The defeated chairman of Boston BID has warned that this could be the last year that the town is decorated with festive lights.
Alan Ellis, who runs Harmony Music in West Street, has hit out at the traders who decided to vote against another five years of Boston BID.
He told The Standard it was the votes of individual traders who cost the BID the vote, which was lost 124-115.
He said: “Those little individual shops paid on average £80 to £100. It’s a two pint bottle of milk every week.
“If you are arguing over £100 then you shouldn’t be in business.”
He also warned: “This will be the last year of Christmas lights and the last Christmas market. The council don’t have the money.”
There are rumours the BID will be replaced by a Chamber of Commerce style body. Director Matt Clark has already said he would back a ‘phoenix out of the ashes’ after being ‘hugely shocked and disappointed’ by the result – which was announced on Friday.

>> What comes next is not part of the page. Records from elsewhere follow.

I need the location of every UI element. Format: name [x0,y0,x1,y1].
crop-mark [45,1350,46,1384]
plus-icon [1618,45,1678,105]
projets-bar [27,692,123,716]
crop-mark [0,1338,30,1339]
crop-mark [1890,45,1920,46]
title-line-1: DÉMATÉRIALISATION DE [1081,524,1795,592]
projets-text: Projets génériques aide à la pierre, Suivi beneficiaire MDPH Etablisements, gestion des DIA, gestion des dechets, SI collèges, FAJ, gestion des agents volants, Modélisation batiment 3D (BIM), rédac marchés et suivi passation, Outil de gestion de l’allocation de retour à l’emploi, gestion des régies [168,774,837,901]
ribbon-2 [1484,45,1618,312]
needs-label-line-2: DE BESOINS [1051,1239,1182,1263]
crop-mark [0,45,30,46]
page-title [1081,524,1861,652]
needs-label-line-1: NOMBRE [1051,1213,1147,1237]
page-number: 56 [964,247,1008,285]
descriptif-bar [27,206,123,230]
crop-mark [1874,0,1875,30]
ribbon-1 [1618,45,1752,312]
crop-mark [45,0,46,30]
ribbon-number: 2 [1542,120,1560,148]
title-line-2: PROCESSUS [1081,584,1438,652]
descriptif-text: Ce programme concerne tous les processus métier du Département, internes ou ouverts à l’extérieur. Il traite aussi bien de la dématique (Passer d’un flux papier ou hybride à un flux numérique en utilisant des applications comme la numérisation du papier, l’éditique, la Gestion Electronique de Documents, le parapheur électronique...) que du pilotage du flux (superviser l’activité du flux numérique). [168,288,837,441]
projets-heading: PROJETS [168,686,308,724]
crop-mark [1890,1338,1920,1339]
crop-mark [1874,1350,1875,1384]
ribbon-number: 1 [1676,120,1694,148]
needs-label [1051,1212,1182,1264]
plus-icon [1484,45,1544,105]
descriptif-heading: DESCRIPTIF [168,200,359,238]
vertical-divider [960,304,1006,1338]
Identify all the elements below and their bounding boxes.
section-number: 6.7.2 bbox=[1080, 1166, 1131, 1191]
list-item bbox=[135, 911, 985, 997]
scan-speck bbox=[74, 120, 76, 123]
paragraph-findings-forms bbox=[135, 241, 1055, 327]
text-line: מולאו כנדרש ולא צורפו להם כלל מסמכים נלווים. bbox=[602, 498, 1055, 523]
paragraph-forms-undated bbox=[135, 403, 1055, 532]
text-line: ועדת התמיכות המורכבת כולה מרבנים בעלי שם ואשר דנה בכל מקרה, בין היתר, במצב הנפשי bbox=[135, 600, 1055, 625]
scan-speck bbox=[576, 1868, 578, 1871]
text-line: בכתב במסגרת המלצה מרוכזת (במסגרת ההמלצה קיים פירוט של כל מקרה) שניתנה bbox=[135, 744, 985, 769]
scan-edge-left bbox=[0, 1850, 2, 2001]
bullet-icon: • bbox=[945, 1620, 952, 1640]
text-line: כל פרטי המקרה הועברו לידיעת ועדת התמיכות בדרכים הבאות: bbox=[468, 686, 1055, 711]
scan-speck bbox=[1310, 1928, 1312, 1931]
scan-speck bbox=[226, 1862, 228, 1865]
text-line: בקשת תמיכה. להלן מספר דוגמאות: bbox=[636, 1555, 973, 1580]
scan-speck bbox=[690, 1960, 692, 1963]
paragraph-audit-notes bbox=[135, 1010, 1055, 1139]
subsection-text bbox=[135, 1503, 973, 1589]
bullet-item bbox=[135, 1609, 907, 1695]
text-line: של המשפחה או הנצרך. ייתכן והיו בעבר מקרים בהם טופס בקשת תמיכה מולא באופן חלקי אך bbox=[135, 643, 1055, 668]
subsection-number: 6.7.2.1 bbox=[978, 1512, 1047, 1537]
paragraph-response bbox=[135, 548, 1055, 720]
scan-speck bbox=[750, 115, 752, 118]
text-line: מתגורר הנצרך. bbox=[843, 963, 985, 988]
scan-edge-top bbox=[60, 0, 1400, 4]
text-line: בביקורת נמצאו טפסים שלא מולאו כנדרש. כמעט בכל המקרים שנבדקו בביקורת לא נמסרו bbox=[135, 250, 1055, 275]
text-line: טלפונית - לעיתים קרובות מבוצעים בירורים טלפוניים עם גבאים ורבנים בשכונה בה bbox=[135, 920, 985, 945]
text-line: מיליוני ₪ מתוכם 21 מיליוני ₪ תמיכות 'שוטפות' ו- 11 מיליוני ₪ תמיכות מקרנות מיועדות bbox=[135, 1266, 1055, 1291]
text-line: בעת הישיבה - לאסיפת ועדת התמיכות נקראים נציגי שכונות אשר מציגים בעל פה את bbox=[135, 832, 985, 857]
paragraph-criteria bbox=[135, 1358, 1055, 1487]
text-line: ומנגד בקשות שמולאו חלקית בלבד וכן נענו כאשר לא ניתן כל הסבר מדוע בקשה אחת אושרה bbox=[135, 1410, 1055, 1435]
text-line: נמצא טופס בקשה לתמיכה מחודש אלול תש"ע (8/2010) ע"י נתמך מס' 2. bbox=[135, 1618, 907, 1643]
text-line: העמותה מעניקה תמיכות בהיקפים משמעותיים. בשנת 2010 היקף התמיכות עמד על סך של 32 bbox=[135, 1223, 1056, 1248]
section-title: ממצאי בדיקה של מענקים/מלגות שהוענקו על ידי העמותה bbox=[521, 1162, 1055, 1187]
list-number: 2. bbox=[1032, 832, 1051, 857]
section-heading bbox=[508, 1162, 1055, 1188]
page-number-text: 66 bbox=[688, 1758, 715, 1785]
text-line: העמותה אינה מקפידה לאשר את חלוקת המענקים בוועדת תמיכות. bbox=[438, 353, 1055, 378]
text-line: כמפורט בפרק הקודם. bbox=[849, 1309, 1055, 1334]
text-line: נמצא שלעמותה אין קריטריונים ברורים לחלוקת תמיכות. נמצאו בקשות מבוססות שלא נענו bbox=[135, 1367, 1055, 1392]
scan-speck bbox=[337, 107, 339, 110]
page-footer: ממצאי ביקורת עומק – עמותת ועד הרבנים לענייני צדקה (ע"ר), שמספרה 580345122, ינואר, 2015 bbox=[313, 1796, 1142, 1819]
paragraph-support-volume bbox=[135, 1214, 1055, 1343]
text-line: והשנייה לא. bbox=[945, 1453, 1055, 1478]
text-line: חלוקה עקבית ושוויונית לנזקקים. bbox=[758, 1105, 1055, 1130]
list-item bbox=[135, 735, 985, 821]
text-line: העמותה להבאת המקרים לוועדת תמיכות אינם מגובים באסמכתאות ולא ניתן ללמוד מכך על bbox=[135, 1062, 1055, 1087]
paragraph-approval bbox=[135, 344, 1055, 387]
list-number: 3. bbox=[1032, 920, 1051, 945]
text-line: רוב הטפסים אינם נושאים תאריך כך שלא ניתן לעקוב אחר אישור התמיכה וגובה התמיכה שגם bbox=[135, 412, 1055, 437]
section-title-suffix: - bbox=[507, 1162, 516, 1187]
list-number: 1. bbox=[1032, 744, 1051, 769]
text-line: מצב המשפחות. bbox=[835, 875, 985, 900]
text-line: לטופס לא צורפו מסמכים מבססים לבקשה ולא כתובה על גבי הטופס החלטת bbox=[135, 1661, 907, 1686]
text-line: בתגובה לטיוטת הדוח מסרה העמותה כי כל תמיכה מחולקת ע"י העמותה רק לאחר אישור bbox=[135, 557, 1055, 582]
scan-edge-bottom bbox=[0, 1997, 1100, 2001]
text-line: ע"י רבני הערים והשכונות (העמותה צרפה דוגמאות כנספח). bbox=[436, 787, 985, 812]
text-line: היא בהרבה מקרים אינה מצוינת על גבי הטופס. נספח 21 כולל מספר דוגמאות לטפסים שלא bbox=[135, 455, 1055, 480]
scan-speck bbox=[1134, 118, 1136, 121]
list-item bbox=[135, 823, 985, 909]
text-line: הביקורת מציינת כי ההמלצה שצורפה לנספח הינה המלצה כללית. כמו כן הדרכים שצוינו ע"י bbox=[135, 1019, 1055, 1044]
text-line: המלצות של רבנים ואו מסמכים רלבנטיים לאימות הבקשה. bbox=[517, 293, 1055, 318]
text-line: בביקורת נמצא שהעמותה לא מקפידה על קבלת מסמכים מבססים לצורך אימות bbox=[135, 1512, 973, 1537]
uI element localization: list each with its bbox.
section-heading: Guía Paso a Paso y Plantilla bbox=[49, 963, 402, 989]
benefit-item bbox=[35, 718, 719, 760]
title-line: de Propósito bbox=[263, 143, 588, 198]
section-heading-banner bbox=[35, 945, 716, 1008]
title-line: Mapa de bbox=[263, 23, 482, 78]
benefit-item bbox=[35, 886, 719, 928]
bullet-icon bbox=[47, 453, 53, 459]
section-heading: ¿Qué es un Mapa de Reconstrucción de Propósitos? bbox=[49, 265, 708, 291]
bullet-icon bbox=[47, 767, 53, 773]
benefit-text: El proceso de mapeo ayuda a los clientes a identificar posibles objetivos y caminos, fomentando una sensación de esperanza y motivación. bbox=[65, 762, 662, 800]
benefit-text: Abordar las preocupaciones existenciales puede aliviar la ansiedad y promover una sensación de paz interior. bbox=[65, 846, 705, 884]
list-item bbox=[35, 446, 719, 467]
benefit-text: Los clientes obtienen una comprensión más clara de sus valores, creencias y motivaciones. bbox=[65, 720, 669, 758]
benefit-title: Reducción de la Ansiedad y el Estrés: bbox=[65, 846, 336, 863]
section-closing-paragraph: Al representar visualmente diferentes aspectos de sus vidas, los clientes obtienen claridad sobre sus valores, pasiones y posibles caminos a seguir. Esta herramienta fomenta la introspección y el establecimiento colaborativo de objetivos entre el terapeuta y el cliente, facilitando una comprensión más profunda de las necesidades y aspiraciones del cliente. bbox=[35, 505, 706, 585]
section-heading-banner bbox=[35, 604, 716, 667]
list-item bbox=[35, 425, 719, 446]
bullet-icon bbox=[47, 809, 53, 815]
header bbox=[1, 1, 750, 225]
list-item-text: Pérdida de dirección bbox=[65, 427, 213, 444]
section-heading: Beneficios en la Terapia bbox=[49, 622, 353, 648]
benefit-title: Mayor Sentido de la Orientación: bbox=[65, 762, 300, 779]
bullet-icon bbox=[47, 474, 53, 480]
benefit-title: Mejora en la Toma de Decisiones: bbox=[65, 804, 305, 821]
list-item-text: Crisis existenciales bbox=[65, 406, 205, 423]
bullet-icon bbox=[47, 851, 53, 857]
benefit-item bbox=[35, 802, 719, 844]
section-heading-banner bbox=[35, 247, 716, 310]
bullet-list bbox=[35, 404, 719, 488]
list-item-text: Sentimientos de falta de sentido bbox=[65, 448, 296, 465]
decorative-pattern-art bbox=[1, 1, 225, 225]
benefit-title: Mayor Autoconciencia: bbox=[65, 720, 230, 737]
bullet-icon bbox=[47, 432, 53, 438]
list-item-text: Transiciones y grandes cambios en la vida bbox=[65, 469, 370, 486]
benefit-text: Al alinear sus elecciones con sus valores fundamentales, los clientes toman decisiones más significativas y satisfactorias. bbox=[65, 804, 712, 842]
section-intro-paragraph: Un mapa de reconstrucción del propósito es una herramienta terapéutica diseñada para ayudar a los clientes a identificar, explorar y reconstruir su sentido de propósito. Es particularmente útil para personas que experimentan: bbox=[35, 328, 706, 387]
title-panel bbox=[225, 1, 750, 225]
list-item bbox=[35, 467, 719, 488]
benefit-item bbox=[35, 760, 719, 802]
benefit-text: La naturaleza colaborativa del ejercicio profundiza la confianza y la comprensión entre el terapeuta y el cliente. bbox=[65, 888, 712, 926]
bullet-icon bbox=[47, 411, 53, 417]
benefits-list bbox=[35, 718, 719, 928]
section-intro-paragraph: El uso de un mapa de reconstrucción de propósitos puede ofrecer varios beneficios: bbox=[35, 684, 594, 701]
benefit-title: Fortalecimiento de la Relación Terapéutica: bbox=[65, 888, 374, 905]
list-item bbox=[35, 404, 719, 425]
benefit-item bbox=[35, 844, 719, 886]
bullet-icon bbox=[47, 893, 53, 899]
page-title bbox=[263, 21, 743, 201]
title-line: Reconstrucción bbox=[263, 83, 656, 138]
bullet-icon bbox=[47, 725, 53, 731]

However Mr Ellis said such a body would do little to help the town without the levy that was paid to BID.
He said: “It won’t help at all.”
He added: “If you put one per cent of your business rates into a pot you couldn’t buy a lot.
“The big businesses didn’t get anything out of the BID as such, all these big firms have got their own security, they didn’t need rangers. They were doing it for the community.”
Mr Ellis believes the rangers were a vital service for traders, adding: “The rangers gave me and lots of small businesses comfort that there was somebody on the streets if they did need it.”
The BID will be wound up – although Mr Ellis said those with unpaid bills will be chased for the cash they owe.
Boston Borough Council has confirmed it will not be able to foot the bill for the town rangers.
The authority used its 17 votes to say ‘yes’ to the BID.
Council leader Peter Bedford said: “The council regrets that the ballot has gone against the continuation of Boston BID.
“I do need to scotch immediately rumours already doing the rounds that the council will fund the town rangers. There is no truth in this. The council has no plans to pick up the bill for the rangers.”
The council’s cabinet is due to discuss the fallout of the BID result at its meeting today (Wednesday).
Critics said that the BID provided the services the council should be doing.
Coun Carol Taylor, who lobbied the council to abstain from the vote, said: “They have consistently failed over the past five years to improve the shopping experience for both businesses and shoppers.
“I can appreciate that the town rangers have played a part in increasing the security of shops etc, but this does not promote Boston as a destination to come and shop.”
Coun Taylor said the money lost on a cancelled music event last summer was a ‘travesty’ and said the BID’s attempt to become a Portas Pilot town was ‘sad’.
She added: “It is important now for businesses to empower themselves in the interim and find ways to promote their own businesses/shopping areas. Church Street are in the process of doing this and I know there are plans for a group to be formed on Pen Street which is another lovely shopping area with some unique businesses.”